Faciality
and facetiousness ( my comments)
I first read the 'plateau' on faciality in Thousand Plateaus
(TP) I had taken the advice in the
Introduction to consider each plateau as offering
a self contained argument, and was immediately
disappointed to find that that section started
with a reference to an earlier discussion about
signifiance and significance somewhere else—it was
not actually referenced of course. I then
tried to make sense of the ludicrously aphoristic
and gnomic sentences about white screens and black
holes, 'four eyed machines', and
territorialization, but it soon dawned on me that
all sorts of references were being made not only
to other sections of the book, but to other books
that Deleuze and Guattari had read (only partially
referenced). Eventually I realized that they
were also referring to their own earlier works, or
even to conversations they had had among
themselves on various topics.
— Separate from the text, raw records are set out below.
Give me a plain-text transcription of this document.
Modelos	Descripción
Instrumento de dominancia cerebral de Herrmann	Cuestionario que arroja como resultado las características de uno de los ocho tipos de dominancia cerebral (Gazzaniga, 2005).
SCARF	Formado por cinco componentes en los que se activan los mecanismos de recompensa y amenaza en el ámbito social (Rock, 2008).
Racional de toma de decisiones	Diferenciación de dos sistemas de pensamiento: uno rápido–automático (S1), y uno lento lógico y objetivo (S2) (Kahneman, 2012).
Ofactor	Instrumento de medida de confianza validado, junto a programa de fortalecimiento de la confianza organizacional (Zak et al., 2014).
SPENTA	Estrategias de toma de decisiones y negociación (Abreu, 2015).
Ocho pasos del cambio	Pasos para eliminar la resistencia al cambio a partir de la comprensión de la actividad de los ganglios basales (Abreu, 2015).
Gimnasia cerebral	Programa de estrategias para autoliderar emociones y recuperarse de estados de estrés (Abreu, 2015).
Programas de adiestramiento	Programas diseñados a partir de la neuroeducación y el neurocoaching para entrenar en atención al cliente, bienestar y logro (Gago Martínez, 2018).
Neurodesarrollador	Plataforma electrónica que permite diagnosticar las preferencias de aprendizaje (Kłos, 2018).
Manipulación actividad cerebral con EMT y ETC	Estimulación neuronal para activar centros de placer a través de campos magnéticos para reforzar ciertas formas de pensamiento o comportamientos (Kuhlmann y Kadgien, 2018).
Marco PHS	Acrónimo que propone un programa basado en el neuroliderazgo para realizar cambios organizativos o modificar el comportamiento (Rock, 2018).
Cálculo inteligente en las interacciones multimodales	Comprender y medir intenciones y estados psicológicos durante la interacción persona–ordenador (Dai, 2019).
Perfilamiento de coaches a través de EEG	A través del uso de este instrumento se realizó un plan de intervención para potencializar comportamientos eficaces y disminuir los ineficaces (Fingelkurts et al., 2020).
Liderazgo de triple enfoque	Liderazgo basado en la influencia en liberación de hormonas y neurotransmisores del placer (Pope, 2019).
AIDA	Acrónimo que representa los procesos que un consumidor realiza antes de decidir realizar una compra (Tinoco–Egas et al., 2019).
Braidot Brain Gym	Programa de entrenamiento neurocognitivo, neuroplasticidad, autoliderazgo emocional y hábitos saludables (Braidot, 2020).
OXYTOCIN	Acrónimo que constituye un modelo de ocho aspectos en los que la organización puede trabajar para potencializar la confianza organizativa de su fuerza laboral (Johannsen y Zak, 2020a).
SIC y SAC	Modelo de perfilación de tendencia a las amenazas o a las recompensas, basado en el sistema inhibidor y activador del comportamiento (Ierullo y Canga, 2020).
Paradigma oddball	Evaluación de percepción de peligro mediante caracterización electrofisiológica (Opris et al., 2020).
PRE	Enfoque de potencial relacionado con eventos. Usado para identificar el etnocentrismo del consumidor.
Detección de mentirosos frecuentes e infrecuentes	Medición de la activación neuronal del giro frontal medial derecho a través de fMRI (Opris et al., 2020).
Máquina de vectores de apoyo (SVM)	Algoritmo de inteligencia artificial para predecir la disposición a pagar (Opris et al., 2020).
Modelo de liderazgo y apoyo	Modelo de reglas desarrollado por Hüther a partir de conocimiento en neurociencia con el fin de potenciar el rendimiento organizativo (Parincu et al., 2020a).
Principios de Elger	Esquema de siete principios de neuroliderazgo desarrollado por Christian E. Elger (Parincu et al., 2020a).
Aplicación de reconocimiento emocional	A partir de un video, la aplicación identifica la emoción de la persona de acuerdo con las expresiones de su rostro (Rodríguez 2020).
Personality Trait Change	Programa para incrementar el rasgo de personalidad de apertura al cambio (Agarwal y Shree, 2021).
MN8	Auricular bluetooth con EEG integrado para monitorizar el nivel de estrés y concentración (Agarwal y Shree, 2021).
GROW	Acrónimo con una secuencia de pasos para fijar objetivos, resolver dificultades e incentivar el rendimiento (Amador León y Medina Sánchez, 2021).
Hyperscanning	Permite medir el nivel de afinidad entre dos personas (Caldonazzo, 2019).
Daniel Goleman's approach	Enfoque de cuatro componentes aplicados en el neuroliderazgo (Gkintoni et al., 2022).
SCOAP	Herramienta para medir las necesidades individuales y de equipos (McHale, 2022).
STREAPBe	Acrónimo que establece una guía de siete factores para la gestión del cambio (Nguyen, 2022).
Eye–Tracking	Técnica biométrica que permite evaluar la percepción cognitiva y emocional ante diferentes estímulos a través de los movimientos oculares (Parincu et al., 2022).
In other
words, the whole thing was really a kind of
private reverie, two people putting down comments
in a kind of joint diary, making sense among
themselves, no doubt, but leaving any reader
outside the conversation completely baffled—and
pretty pissed off.
Very recently, I have read Guattari's book The Machinic
Unconscious,(MU) and he has a
lengthy chapter (4) on faciality. This is
long winded, really superficial in its arguments,
and again not entirely well referenced, but it is
an improvement on Thousand Plateaus.
Guattari says he wrote this book before working
with Deleuze producing TP, and it was not
published in English until 2011, but it did emerge
from a series of collective discussions that he
was having with Deleuze. Chapter 4
made much more sense in the context of a general
discussion about modes of subjectification and
typical patterns of semiological activity in
capitalism in the first three chapters. I'm
still not claiming to have understood Guattari,
and privately I think much of it is overblown and
paranoid, but he argues that faciality is a
crucial way of rendering the endless semiotic
possibilities in an domesticated binary way. That
is probably why the binary system of white
screen/black holes is discussed as amajor
component of faciality. Although it is
obscure, it is much clearer than the plateau in Thousand
Plateaus. It must have been the same
collective discussions that our heroes were
referring to in TP., but implicitly,
without telling we innocent readers
The 'four-eyed machine', for example, is
traced in MU to the work of unnamed
'Anglo Saxon psychologists' (89) who exploit the
disciplinary power of interaction between two
people face-to-face. Once you know that, you
can start to interpret some of the gnomic remarks,
but if you didn't know that, you would be forced
to read the phrase as some kind of evocative
poetry, designed to trigger your own memories,
perhaps of being called 'four eyes'if you wore
spectacles as a child, or thinking of being
interrogated by two people at a police station, or
whatever.
I am aware that I am preferring academic meanings
to poetic ones, or should I say
(pre)ferring. But that is how the work of
Deleuze and Guattari is also read—as serious
philosophy, and I have no doubt that reducing it
all to poetry is as dubious as reducing it or to a
kind of fashionable cultural Marxism. At the
very least, commentators should make up their
minds: either warn students that there are only
poetic meanings in the sections, or help them to
find the context for some of the more obscure
utterances. What is required is a
hermeneutic approach, in the classic sense,
weeding out the poetry from the philosophy, just
theologians had to do with God's words in the
Bible. To insist that we recognize the
poetic bits as somehow integral to the
philosophical bits, as some sort of anti
positivist or anti fascist trope is a conceit,
perfectly acceptable if you are a leisured and
high powered academic, with the time and
inclination to be amused by the style, but pretty
well inaccessible to the non elite. And
delberately so, as the final insult!